Solar wind high-speed streams and related geomagnetic activity in the declining phase of solar cycle 23

¹ Department Of GeophysicsFaculty Of Science, University of Zagreb, Horvatovac 95, 10000 Zagreb, Croatia
e-mail: verbanac@irb.hr
² Hvar Observatory, Faculty of Geodesy, University of Zagreb, Kačićeva 26, 10000 Zagreb, Croatia
³ Institute for Physics, University of Graz, Universitätsplatz 5, 8010 Graz, Austria

Received: 31 January 2011
Accepted: 12 June 2011

Abstract

Context. Coronal holes (CHs) are the source of high-speed streams (HSSs) in the solar wind, whose interaction with the slow solar wind creates corotating interaction regions (CIRs) in the heliosphere.

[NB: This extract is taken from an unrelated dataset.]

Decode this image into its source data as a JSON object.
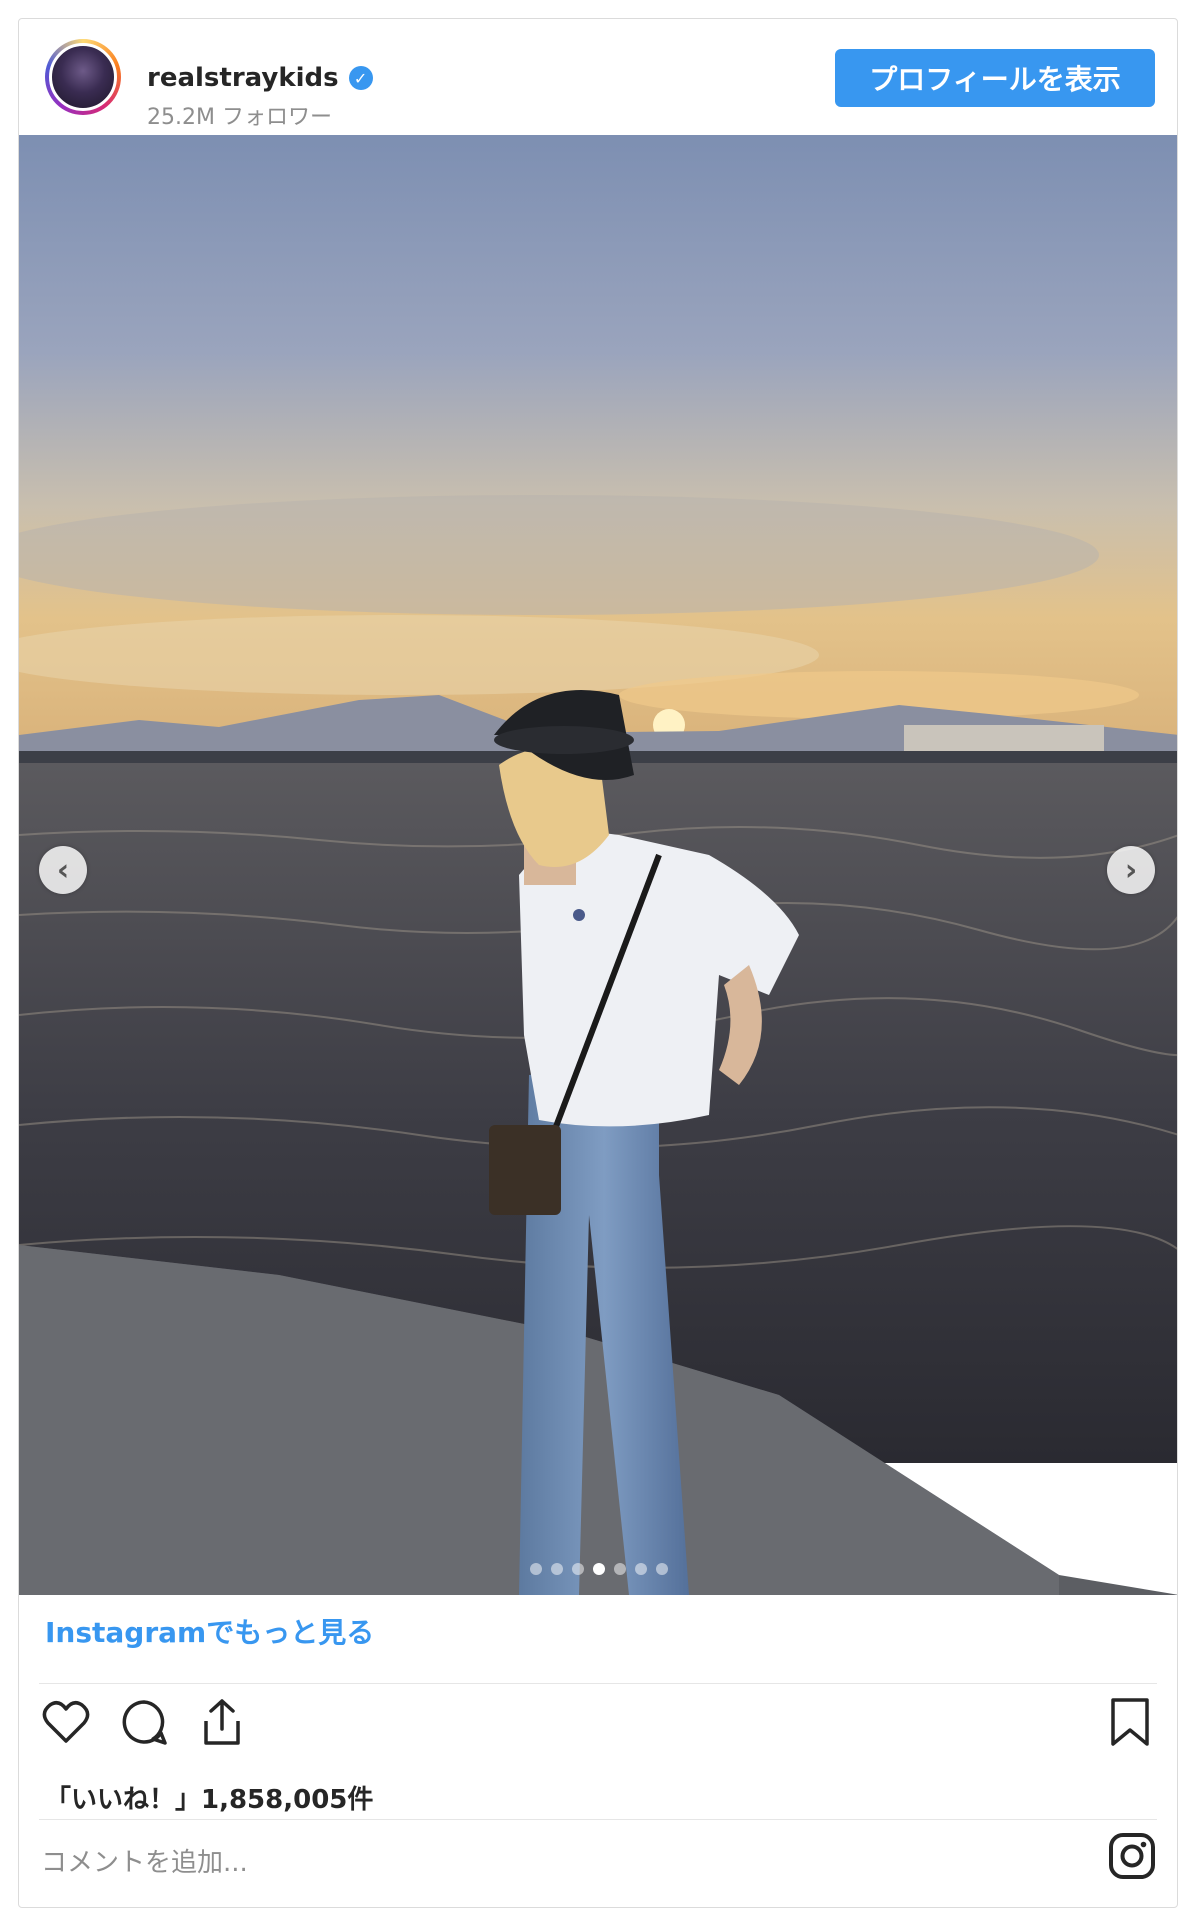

Aims. We investigate the magnetospheric activity caused by CIR/HSS structures, focusing on the declining phase of the solar cycle 23 (years 2005 and 2006), when the occurrence rate of coronal mass ejections (CMEs) was low. We aim to (i) perform a systematic analysis of the relationship between the CH characteristics, basic parameters of HSS/CIRs, and the geomagnetic indices Dst, Ap and AE; (ii) study how the magnetospheric/ionospheric current systems behave when influenced by HSS/CIR; (iii) investigate if and how the evolution of the background solar wind from 2005 to 2006 affected the correlations between CH, CIR, and geomagnetic parameters.

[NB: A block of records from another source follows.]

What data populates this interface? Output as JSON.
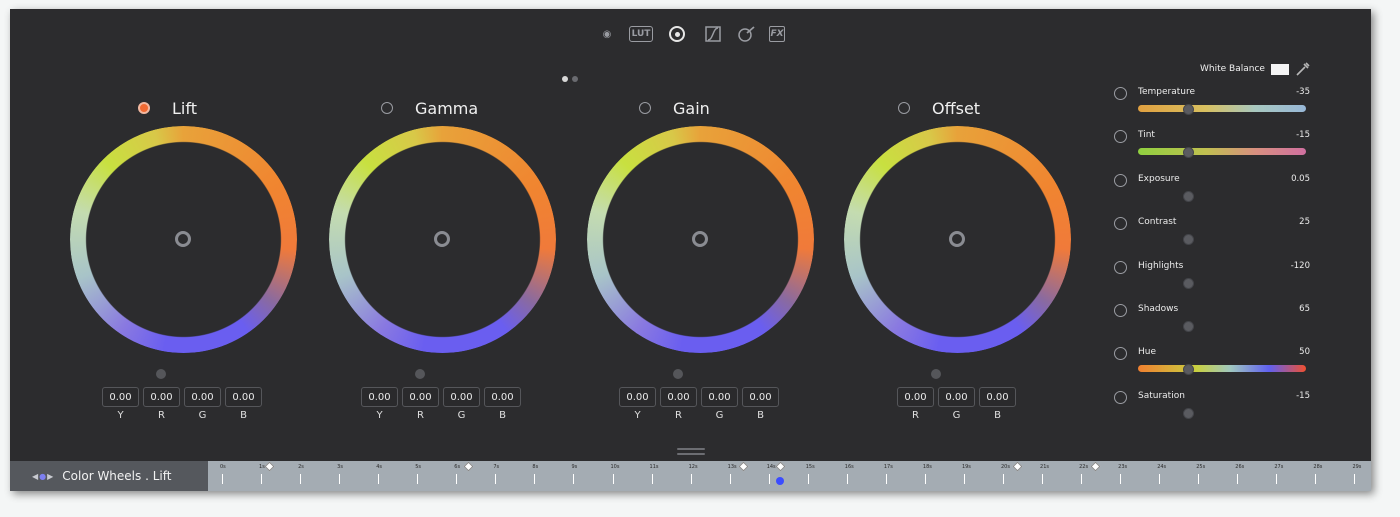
{
  "toolbar": {
    "tools": [
      {
        "name": "camera-raw-icon",
        "glyph": "◉"
      },
      {
        "name": "lut-icon",
        "glyph": "LUT"
      },
      {
        "name": "color-wheels-icon",
        "glyph": ""
      },
      {
        "name": "curves-icon",
        "glyph": "∫"
      },
      {
        "name": "qualifier-icon",
        "glyph": "✎"
      },
      {
        "name": "fx-icon",
        "glyph": "FX"
      }
    ],
    "active": "color-wheels-icon"
  },
  "wheels": [
    {
      "title": "Lift",
      "active": true,
      "values": [
        "0.00",
        "0.00",
        "0.00",
        "0.00"
      ],
      "labels": [
        "Y",
        "R",
        "G",
        "B"
      ]
    },
    {
      "title": "Gamma",
      "active": false,
      "values": [
        "0.00",
        "0.00",
        "0.00",
        "0.00"
      ],
      "labels": [
        "Y",
        "R",
        "G",
        "B"
      ]
    },
    {
      "title": "Gain",
      "active": false,
      "values": [
        "0.00",
        "0.00",
        "0.00",
        "0.00"
      ],
      "labels": [
        "Y",
        "R",
        "G",
        "B"
      ]
    },
    {
      "title": "Offset",
      "active": false,
      "values": [
        "0.00",
        "0.00",
        "0.00"
      ],
      "labels": [
        "R",
        "G",
        "B"
      ]
    }
  ],
  "white_balance": {
    "label": "White Balance"
  },
  "adjustments": [
    {
      "label": "Temperature",
      "value": "-35",
      "slider": "temperature",
      "position": 0.3
    },
    {
      "label": "Tint",
      "value": "-15",
      "slider": "tint",
      "position": 0.3
    },
    {
      "label": "Exposure",
      "value": "0.05",
      "slider": "none",
      "position": 0.3
    },
    {
      "label": "Contrast",
      "value": "25",
      "slider": "none",
      "position": 0.3
    },
    {
      "label": "Highlights",
      "value": "-120",
      "slider": "none",
      "position": 0.3
    },
    {
      "label": "Shadows",
      "value": "65",
      "slider": "none",
      "position": 0.3
    },
    {
      "label": "Hue",
      "value": "50",
      "slider": "hue",
      "position": 0.3
    },
    {
      "label": "Saturation",
      "value": "-15",
      "slider": "none",
      "position": 0.3
    }
  ],
  "bottom_bar": {
    "arrows": "◀ ● ▶",
    "title": "Color Wheels . Lift",
    "ticks": [
      "0s",
      "1s",
      "2s",
      "3s",
      "4s",
      "5s",
      "6s",
      "7s",
      "8s",
      "9s",
      "10s",
      "11s",
      "12s",
      "13s",
      "14s",
      "15s",
      "16s",
      "17s",
      "18s",
      "19s",
      "20s",
      "21s",
      "22s",
      "23s",
      "24s",
      "25s",
      "26s",
      "27s",
      "28s",
      "29s"
    ],
    "keyframes_at": [
      1.2,
      6.3,
      13.35,
      14.3,
      20.35,
      22.35
    ],
    "playhead_at": 14.3
  },
  "colors": {
    "accent": "#f26a32",
    "panel": "#2c2c2e",
    "playhead": "#3b4cff"
  }
}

Methods. The cross-correlation analysis was applied to the fractional CH area (CH) measured in the central meridian distance interval  ± 10°, the solar wind velocity (V), the interplanetary magnetic field (B), and the geomagnetic indices Dst, Ap, and AE.

Results. The performed analysis shows that Ap and AE are better correlated with CH and solar wind parameters than Dst, and quantitatively demonstrates that the combination of solar wind parameters BV² and BV plays the central role in the process of energy transfer from the solar wind to the magnetosphere.

Conclusions. We provide reliable relationships between CH properties, HSS/CIR parameters, and geomagnetic indices, which can be used in forecasting the geomagnetic activity in periods of low CME activity.